Logo for the LiteBIRD telescope, a yellow hummingbird in front of a blue satellite dish

In addition to searching for primordial gravitational waves, the LiteBIRD satellite will also shed light on various other astrophysical phenomena. This includes probing cosmic reionization by mapping polarization on the largest observable scales. Data from ESA’s Planck satellite do not constrain this observable particularly well. Observations by LiteBIRD will help nail down this feature in the polarized microwave sky and drastically reduce the parameter space of viable cosmological models.

The Japanese Space Agency, JAXA, selected LiteBIRD as the 2nd strategic L-class mission in May 2019 and in 2020 it was selected as one of the flagship projects of Japan's science funding agency, MEXT. At the European level, among the 9 countries involved in the European LiteBIRD collaboration, the French Space Agency (CNES) entered into a LiteBIRD-leading phase-A (with responsibility of the mid- and high-frequency telescopes) in 2020, while the Italian Space Agency (ASI) committed to LiteBIRD phase-A in 2018. Concurrently, preliminary discussions are being held with the European Space Agency (ESA) to build an ESA Mission of Opportunity for LiteBIRD.

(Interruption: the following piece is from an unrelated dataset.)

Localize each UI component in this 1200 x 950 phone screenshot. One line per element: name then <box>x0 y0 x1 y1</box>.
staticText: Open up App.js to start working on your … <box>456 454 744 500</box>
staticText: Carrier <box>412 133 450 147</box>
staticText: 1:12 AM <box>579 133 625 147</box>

The goal is to develop optics that support the deployment of over 3,000 cryogenically cooled bolometric receivers, the most sensitive mm-wavelength receiver ever constructed. The mid- and high-frequency telescopes, which are under European leadership, use two concentric lenses, cooled to 5-Kelvin, to focus radiation from the sky down to so-called bolometric detectors. These detectors measure variations in the sky temperature by coupling the incoming radiation to a thermally isolated dielectric chip that is cooled to 100 mK! 

A rendering of what the LiteBIRD satellite might look like
Rendering of the current LiteBIRD design with the low frequency instrument (left) and the mid- and high-frequency instrument (right). The three telescopes are surrounded by a series of concentric radiation shields that block the telescopes from unwanted light.

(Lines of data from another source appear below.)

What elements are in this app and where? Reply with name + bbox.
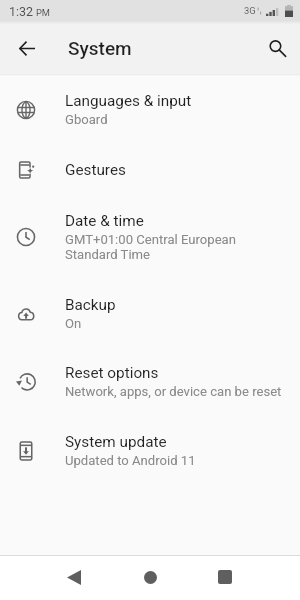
staticText: Languages & input	[65, 92, 192, 110]
button[interactable]: Home	[126, 555, 174, 599]
staticText: Reset options	[65, 364, 159, 382]
button[interactable]: Gestures	[0, 155, 300, 184]
staticText: 3G	[244, 5, 256, 16]
staticText: Gboard	[65, 112, 108, 127]
button[interactable]: Search	[259, 30, 295, 66]
button[interactable]: Navigate up	[9, 30, 45, 66]
staticText: System update	[65, 433, 167, 451]
button[interactable]: Recent apps	[201, 555, 249, 599]
staticText: On	[65, 316, 82, 331]
button[interactable]: Languages & input	[0, 86, 300, 133]
staticText: Gestures	[65, 161, 126, 179]
staticText: 1:32	[9, 4, 34, 19]
button[interactable]: Back	[50, 555, 98, 599]
staticText: Network, apps, or device can be reset	[65, 384, 282, 399]
button[interactable]: Date & time	[0, 206, 300, 269]
staticText: System	[68, 37, 132, 59]
button[interactable]: System update	[0, 427, 300, 474]
staticText: Date & time	[65, 212, 144, 230]
staticText: PM	[36, 7, 50, 18]
button[interactable]: Backup	[0, 290, 300, 337]
button[interactable]: Reset options	[0, 358, 300, 405]
staticText: GMT+01:00 Central European	[65, 232, 236, 247]
staticText: Standard Time	[65, 247, 151, 262]
staticText: Updated to Android 11	[65, 453, 196, 468]
staticText: Backup	[65, 296, 116, 314]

The telescopes will also employ a metamaterial polarization modulator mounted to a superconducting bearing system. The plate will rotate continuously in order to modulate the incoming signal and separate it from spurious signals that are generated internal to the telescope — a part of the systematic mitigation strategy.

Finally, absorbers are expected to line the cryogenic optical cavities of these telescopes and play a crucial role in maximizing the sensitivity of the satellite while reducing optical systematics. As part of this effort, Gudmundsson recently received funding from the Swedish Space Agency to develop the broadband absorber technologies that will help improve the experimental sensitivity and minimize straylight radiation in the optics. Recruitment for a postdoctoral position to lead this project is ongoing.

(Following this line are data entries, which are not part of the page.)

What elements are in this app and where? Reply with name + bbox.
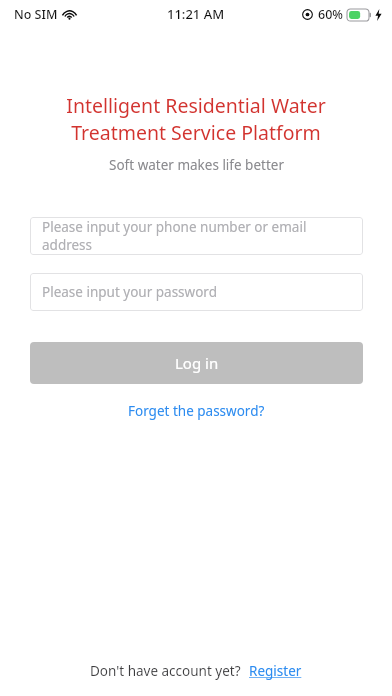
staticText: Please input your password [42, 283, 217, 301]
staticText: 11:21 AM [167, 5, 225, 23]
staticText: Intelligent Residential Water Treatment … [31, 92, 361, 146]
staticText: Don't have account yet? [90, 662, 241, 680]
staticText: 60% [318, 6, 343, 23]
button[interactable]: Register [249, 662, 302, 680]
staticText: Please input your phone number or email … [42, 218, 351, 254]
staticText: Soft water makes life better [109, 156, 284, 174]
button[interactable]: Log in [30, 342, 363, 384]
staticText: No SIM [14, 6, 58, 23]
button[interactable]: Please input your password [30, 273, 363, 311]
staticText: Forget the password? [128, 402, 265, 420]
button[interactable]: Please input your phone number or email … [30, 217, 363, 255]
button[interactable]: Forget the password? [120, 398, 273, 424]
staticText: Register [249, 662, 302, 680]
staticText: Log in [175, 353, 219, 373]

One of the biggest challenges to the LiteBIRD mission is to understand complications from Galactic foregrounds; microscopic dust particles in our own Galaxy align themselves with large scale magnetic fields and emit polarised thermal radiation at mm-wavelengths. To combat this, the LiteBIRD satellite is designed to deploy 15 frequency bands from 30-450 GHz which roughly corresponds to 0.7–10 mm wavelength radiation. This extensive frequency coverage together with a significant improvement in detector sensitivity compared to past missions, will allow the experiment to distinguish Galactic foregrounds from any primordial signal.